There have been other things that have changed Wilson. Faced with a decision on whether to return for his senior season or declare for the draft, Wilson said he had to mature even more.

"That decision making process after the game as we talked about the draft made me grow up as a person," he said. "I knew I had wanted to be here for my entire time all along. This is what my goals are and what I want to do as a person long term. You have to make a lot of grown-up decisions and do it in a short time frame. That helps you grow up and have a different purpose for playing. Then all of the stuff that transpired in the last month makes you grow up more.

"Right now, I feel more confident than I've ever felt and I think that helps you become a better leader. I think guys see that."

Did Wilson watch Texas A&M quarterback Ryan Tannehill go in the eighth overall pick in the draft?

"I did watch it," Wilson said. "I got to know him before when I was at the (Manning Passing Academy). When I made my decision back in January, I told myself, after this I'm going to put my nose down and not question it and make myself right.

"But when you watch the draft, it comes to you. Obviously, I could have been right there in the mix with those guys. And I knew that when I made my decision. I had a number of sources that told me that you could be right there in the middle of the first round.
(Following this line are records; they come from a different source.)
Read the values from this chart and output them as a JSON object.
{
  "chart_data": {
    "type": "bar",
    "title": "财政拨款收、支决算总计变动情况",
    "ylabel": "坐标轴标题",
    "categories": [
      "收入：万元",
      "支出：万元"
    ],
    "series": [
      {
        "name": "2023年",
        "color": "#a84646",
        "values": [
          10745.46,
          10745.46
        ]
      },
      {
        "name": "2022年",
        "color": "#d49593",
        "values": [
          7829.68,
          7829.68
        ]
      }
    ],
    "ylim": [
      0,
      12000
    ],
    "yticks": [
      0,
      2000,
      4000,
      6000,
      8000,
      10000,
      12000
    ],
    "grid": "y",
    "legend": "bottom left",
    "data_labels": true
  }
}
"I think even during the process, Tannehill got a little bump (higher). He got to show some people what he could do and that helped his stock out a little bit."

There are good things that could come out of the coaching stage that give Wilson a little bump. Obviously, playing in the Petrino system is a plus with NFL coaches because Petrino operated a pro system. But it can also be a downgrade because some think quarterback numbers for an Arkansas quarterback in this system may inflate the numbers. This is a chance to show himself under a new playcaller, even if it's still a Petrino and in a similar system. The key is that Wilson has grown in his ability to make checks at the line and change calls.

"I think some did look at having Coach Petrino calling plays as an advantage for a quarterback and might say it's a system thing (and not a player's ability)," Wilson said. "But I guess I still have a Petrino calling plays for me. That's a great thing, too, but he does call a different game, a really good game that I'm comfortable with. A lot of the things he calls are because I'm good at.

"I always try to spin things in the positive and there's no reason this situation can't help me. When you talk to general managers later down the road, I hope this can spin in the positive for me."